Recreational Equipment
PVD coatings that enhance hardness, lower friction, and create a shining metallic appearance can be very useful to manufacturers of recreational equipment, such as sports products and bicycles. The coating can enhance resistance to wear, increasing the hitting distance of golf clubs and other equipment, reducing the need for lubricants in the driving gear of bicycles (so that your pants do not become contaminated by lubricant), and generally increase equipment performance. Furthermore, the shining metallic look available in different colors can help you to customize your equipment with the appearance you want.
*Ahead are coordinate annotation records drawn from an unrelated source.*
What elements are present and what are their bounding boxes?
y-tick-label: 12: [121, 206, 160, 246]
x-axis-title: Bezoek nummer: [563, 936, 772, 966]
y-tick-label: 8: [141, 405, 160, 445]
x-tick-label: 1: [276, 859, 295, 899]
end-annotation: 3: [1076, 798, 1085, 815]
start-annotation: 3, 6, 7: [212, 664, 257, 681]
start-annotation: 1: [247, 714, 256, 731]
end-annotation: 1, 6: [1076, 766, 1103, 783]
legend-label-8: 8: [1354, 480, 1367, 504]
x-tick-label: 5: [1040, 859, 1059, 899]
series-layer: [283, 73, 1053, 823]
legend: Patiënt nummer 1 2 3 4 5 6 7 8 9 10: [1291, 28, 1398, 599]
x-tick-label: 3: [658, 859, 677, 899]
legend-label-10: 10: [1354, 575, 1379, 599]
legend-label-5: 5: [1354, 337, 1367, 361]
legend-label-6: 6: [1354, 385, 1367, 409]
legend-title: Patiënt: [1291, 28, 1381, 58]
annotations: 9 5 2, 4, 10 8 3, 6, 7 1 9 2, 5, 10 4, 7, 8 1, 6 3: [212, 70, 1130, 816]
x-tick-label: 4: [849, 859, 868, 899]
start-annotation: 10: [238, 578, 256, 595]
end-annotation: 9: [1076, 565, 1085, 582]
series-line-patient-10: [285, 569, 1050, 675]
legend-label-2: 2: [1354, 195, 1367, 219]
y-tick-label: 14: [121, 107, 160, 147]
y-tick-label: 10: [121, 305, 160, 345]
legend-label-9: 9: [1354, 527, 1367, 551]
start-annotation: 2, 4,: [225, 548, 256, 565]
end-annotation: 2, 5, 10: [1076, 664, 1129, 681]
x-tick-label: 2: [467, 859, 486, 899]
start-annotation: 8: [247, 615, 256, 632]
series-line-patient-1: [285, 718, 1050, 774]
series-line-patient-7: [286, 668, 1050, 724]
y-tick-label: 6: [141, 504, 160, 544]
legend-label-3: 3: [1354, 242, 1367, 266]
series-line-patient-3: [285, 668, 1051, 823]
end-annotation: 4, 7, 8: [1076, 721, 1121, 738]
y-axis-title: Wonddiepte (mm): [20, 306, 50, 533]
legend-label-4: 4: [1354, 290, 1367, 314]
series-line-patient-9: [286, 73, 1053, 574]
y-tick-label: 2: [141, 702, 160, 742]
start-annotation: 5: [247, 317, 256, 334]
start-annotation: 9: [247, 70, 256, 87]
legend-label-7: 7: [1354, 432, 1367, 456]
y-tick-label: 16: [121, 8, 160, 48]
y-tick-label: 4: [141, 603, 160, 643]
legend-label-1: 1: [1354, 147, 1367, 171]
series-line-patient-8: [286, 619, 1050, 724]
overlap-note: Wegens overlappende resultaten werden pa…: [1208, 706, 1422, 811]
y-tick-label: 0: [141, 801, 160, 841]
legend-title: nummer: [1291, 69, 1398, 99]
Electronics & Semiconductors
PVD coating is used in both the electronics and semiconductor industries. PCB (printed circuit board) routing requires precise cutting using a needle-sized end mill. Without applying a hard PVD coating to increase routing performance and lifespan, the mill would be very weak and easily worn, decreasing the cutting performance. Furthermore, PVD coating can protect electronic products from chemical erosion. Products such as IC packaging molds require high precision after many runs of production and a PVD coating layer decreases the molds’ adhesive effect so that they work longer and release more easily. All of this saves manufacturers a ton of money.

Medical Implements
PVD coating also plays an important role in medical implements. The implements require instant and smooth release after cutting the cutter and tissue (skin and flesh). Poor cutting would result in bad wound recovery, increasing patient time in the hospital and reducing patient turnaround. Not only do PVD coatings of medical implements decrease sticking, they also reduce corrosion inside the patients and provide a bio-compatible surface, which lets the implants work more effectively and last longer.

Aerospace Blades
The blades on helicopters and the turbine blades on airplanes face such difficulties as sand corrosion over deserts and acid particles erosion in the atmosphere. PVD coating has been adopted by helicopters, commercial airplanes, and other aircrafts as the solution to these problems. Not only does PVD coating reduce the corrosive and erosive wear of the blades, but it also enhances high temperature resistance, reduces the need for lubricants, and increases the lifespans of the blades up to 20 times, depending on the working condition.

Decorative Coating
PVD’s high quality coating can be used to enhance the decorative appeal of many high-end products, such as jewellery, handles for doors and furniture, and a wide variety of tools. Numerous resilient colour coatings are available, which can provide vivid shine and enhanced colour to such materials as brass, nickel, steel, and gold. Furthermore, coating can provide a compelling metallic appearance to all kinds of non-metallic objects. And the enhanced resilience that PVD coatings deliver means that the objects become highly scratch-resistant, so that even objects that receive a lot of use, such as jewellery, remain attractive and smooth.